Hacker News new | ask | show | jobs
by echelon 3508 days ago
I took three semesters of orgo in undergrad, and if it taught me anything, it's that there are exceptions to nearly every rule. There are so many complicated molecular orbital interactions, requiring years of study. And even then there are always things that break these rules in unexpected ways or produce several products.

How do you overcome this? Can you predict yield percentages of each product? What about chirality?

Can your system design synthesis pathways? Can it optimize for final product yield? How does it handle the thermodynamics and kinetics of reactions?

In any case, cool project. It's a very difficult domain.

2 comments

One of the things that I didn't quite get when I started taking organic chemistry was that I really couldn't figure out (didn't have enough background knowledge) why many reactions happened the way they did and that I just had to memorize things.

(Accounting is the same way though for very different reasons. You could justify recording some transactions in about 5 different ways--but FASB says only a particular one is OK.)

At the grad level students get really good at rationalizing and predicting reactions.
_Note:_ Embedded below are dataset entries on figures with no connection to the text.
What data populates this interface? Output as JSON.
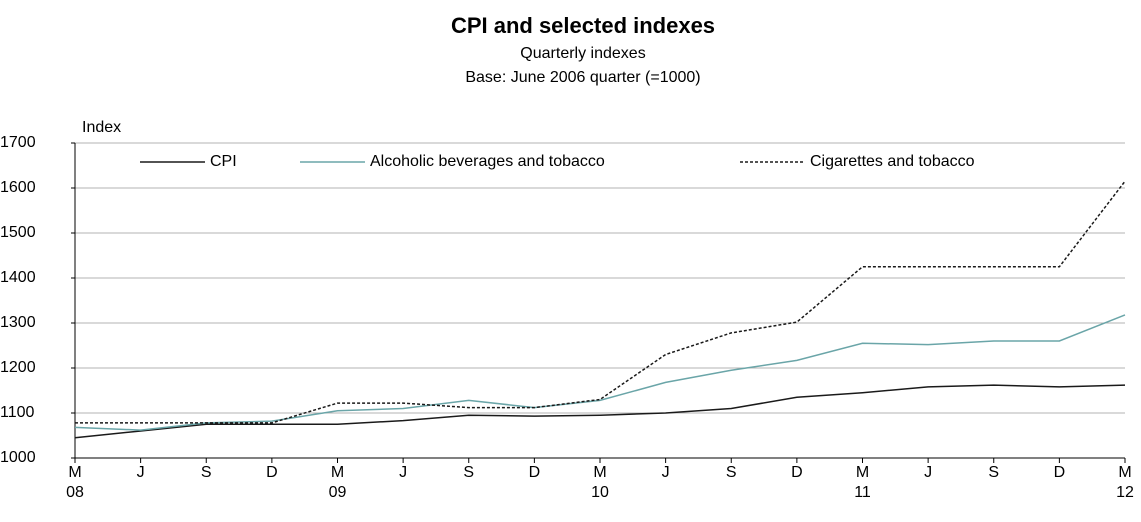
{
  "chart_data": {
    "type": "line",
    "title": "CPI and selected indexes",
    "subtitle": "Quarterly  indexes",
    "subtitle2": "Base: June 2006 quarter (=1000)",
    "y_label": "Index",
    "categories": [
      "M",
      "J",
      "S",
      "D",
      "M",
      "J",
      "S",
      "D",
      "M",
      "J",
      "S",
      "D",
      "M",
      "J",
      "S",
      "D",
      "M"
    ],
    "x_sublabels": [
      "08",
      null,
      null,
      null,
      "09",
      null,
      null,
      null,
      "10",
      null,
      null,
      null,
      "11",
      null,
      null,
      null,
      "12"
    ],
    "series": [
      {
        "name": "CPI",
        "color": "#1a1a1a",
        "dash": "none",
        "values": [
          1045,
          1060,
          1075,
          1075,
          1075,
          1083,
          1095,
          1093,
          1095,
          1100,
          1110,
          1135,
          1145,
          1158,
          1162,
          1158,
          1162
        ]
      },
      {
        "name": "Alcoholic beverages and tobacco",
        "color": "#6aa5a8",
        "dash": "none",
        "values": [
          1068,
          1062,
          1078,
          1082,
          1105,
          1110,
          1128,
          1112,
          1128,
          1168,
          1195,
          1217,
          1255,
          1252,
          1260,
          1260,
          1318
        ]
      },
      {
        "name": "Cigarettes and tobacco",
        "color": "#1a1a1a",
        "dash": "3,2",
        "values": [
          1078,
          1078,
          1078,
          1078,
          1122,
          1122,
          1112,
          1112,
          1130,
          1230,
          1278,
          1302,
          1425,
          1425,
          1425,
          1425,
          1615
        ]
      }
    ],
    "ylim": [
      1000,
      1700
    ],
    "yticks": [
      1000,
      1100,
      1200,
      1300,
      1400,
      1500,
      1600,
      1700
    ],
    "grid": true,
    "legend": "top"
  }
}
We did bimonthly exercise called mechanism club where someone would pick some chemical reactions from the literature and basically volunteers would come up to the chalkboard and push electrons till the reaction was complete.
Thanks for the kind words! I would agree that the function we're trying to learn is very complicated, with many exceptions. But that only improves our comparative advantage, at least compared to novice chemists. We might also be able to help our system take advantage of the knowledge of physics that expert chemists use to predict reaction outcomes by giving our network access to the output of a physical reaction simulator.

Extending the system to (try to) predict yield percentages or chirality is straightforward. The hard part, in my mind, is that there aren't a fixed number of reaction types. As molecules get bigger, we'll have to move away from predicting one of a fixed set of reaction types, to directly predicting products - but this is a much harder problem.

Our system probably isn't good enough to design synthesis pathways yet, but that is the eventual goal. A system that also predicted yield would of course help with that, and that would be another straightforward extension.